Nonnegative matrix factorization (NMF) is a linear dimensionality reduction technique successfully used for analysis of discrete data, such as images. It is a discrete process by nature while the analyzed signals may be continuous. The aim of this work is to extend NMF to deal with continuous signals, avoiding a priori discretization. In other words, we seek a small basis of nonnegative signals capable of additively reconstructing a large dataset.

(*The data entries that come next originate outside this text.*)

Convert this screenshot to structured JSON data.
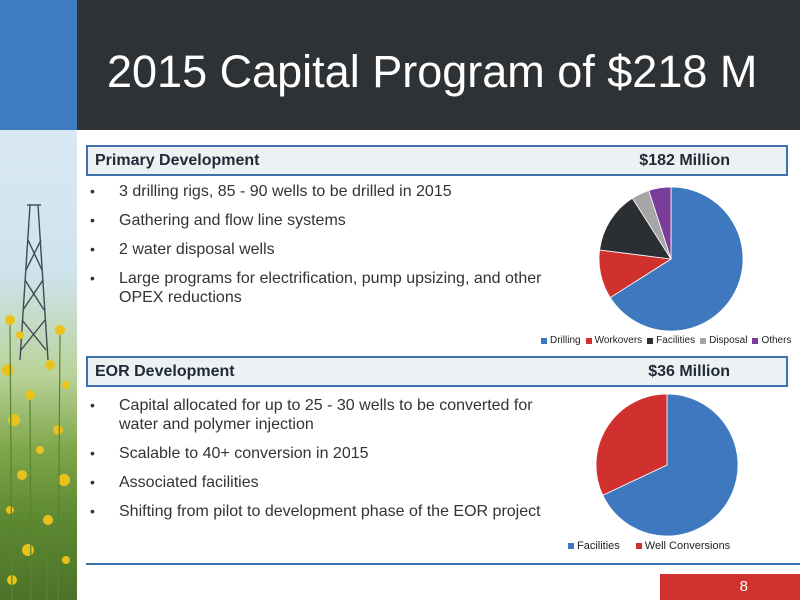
{
  "slide": {
    "title": "2015 Capital Program of $218 M",
    "page_number": "8"
  },
  "colors": {
    "header_bg": "#2f3235",
    "header_accent": "#3d7dbf",
    "section_border": "#3d72ae",
    "page_box": "#d0332f",
    "blue": "#3e78be",
    "red": "#d0302e",
    "dark": "#2b2f33",
    "gray": "#a6a6a6",
    "purple": "#7a3d9a"
  },
  "primary": {
    "title": "Primary Development",
    "amount": "$182 Million",
    "bullets": [
      "3 drilling rigs, 85 - 90 wells to be drilled in 2015",
      "Gathering and flow line systems",
      "2 water disposal wells",
      "Large programs for electrification, pump upsizing, and other OPEX reductions"
    ]
  },
  "eor": {
    "title": "EOR Development",
    "amount": "$36 Million",
    "bullets": [
      "Capital allocated for up to 25 - 30 wells to be converted for water and polymer injection",
      "Scalable to 40+ conversion in 2015",
      "Associated facilities",
      "Shifting from pilot to development phase of the EOR project"
    ]
  },
  "chart_data": [
    {
      "type": "pie",
      "title": "",
      "categories": [
        "Drilling",
        "Workovers",
        "Facilities",
        "Disposal",
        "Others"
      ],
      "values": [
        66,
        11,
        14,
        4,
        5
      ],
      "colors": [
        "#3e78be",
        "#d0302e",
        "#2b2f33",
        "#a6a6a6",
        "#7a3d9a"
      ],
      "legend": "bottom"
    },
    {
      "type": "pie",
      "title": "",
      "categories": [
        "Facilities",
        "Well Conversions"
      ],
      "values": [
        68,
        32
      ],
      "colors": [
        "#3e78be",
        "#d0302e"
      ],
      "legend": "bottom"
    }
  ]
}
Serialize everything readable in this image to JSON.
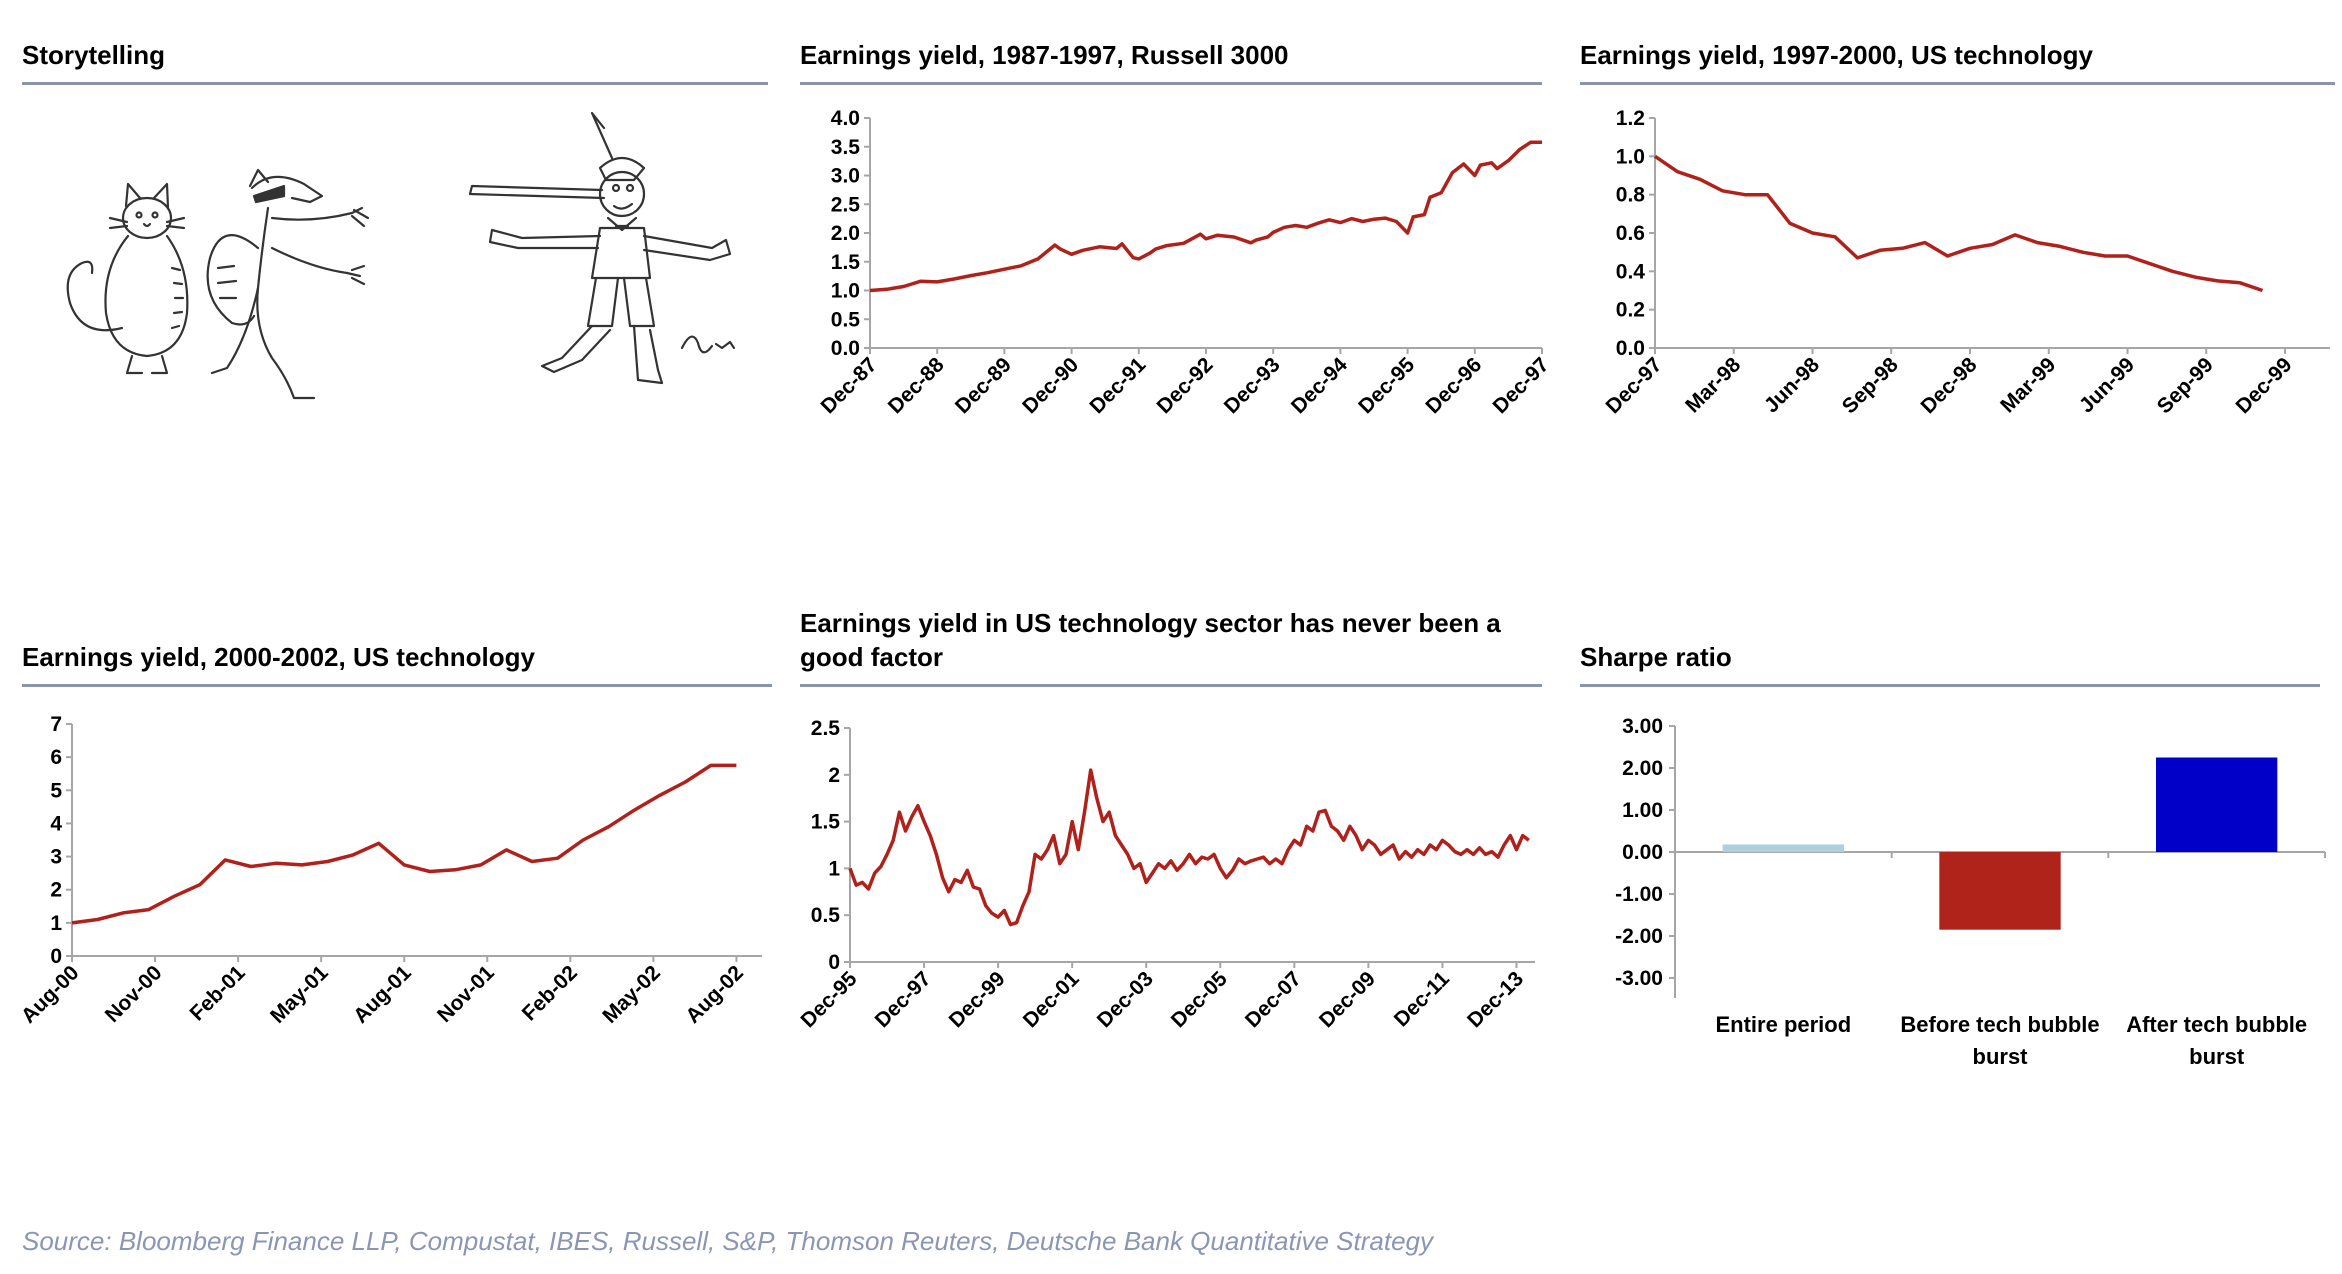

We propose a new method to compute NMF for polynomials or splines using an alternating minimization scheme relying on sum-of-squares representation.

9:25

Fei Wang

Noisy Euclidean Distance Matrix Completion with A Single Missing Node

We present several solution techniques for the noisy single source localization problem,i.e.,~the Euclidean distance matrix completion problem with a single missing node to locate under noisy data. For the case that the sensor locations are fixed, we show that this problem is implicitly convex, and we provide a purification algorithm along with the SDP relaxation to solve it efficiently and accurately. For the case that the sensor locations are relaxed, we study a model based on facial reduction. We present several approaches to solve this problem efficiently and compare their performance.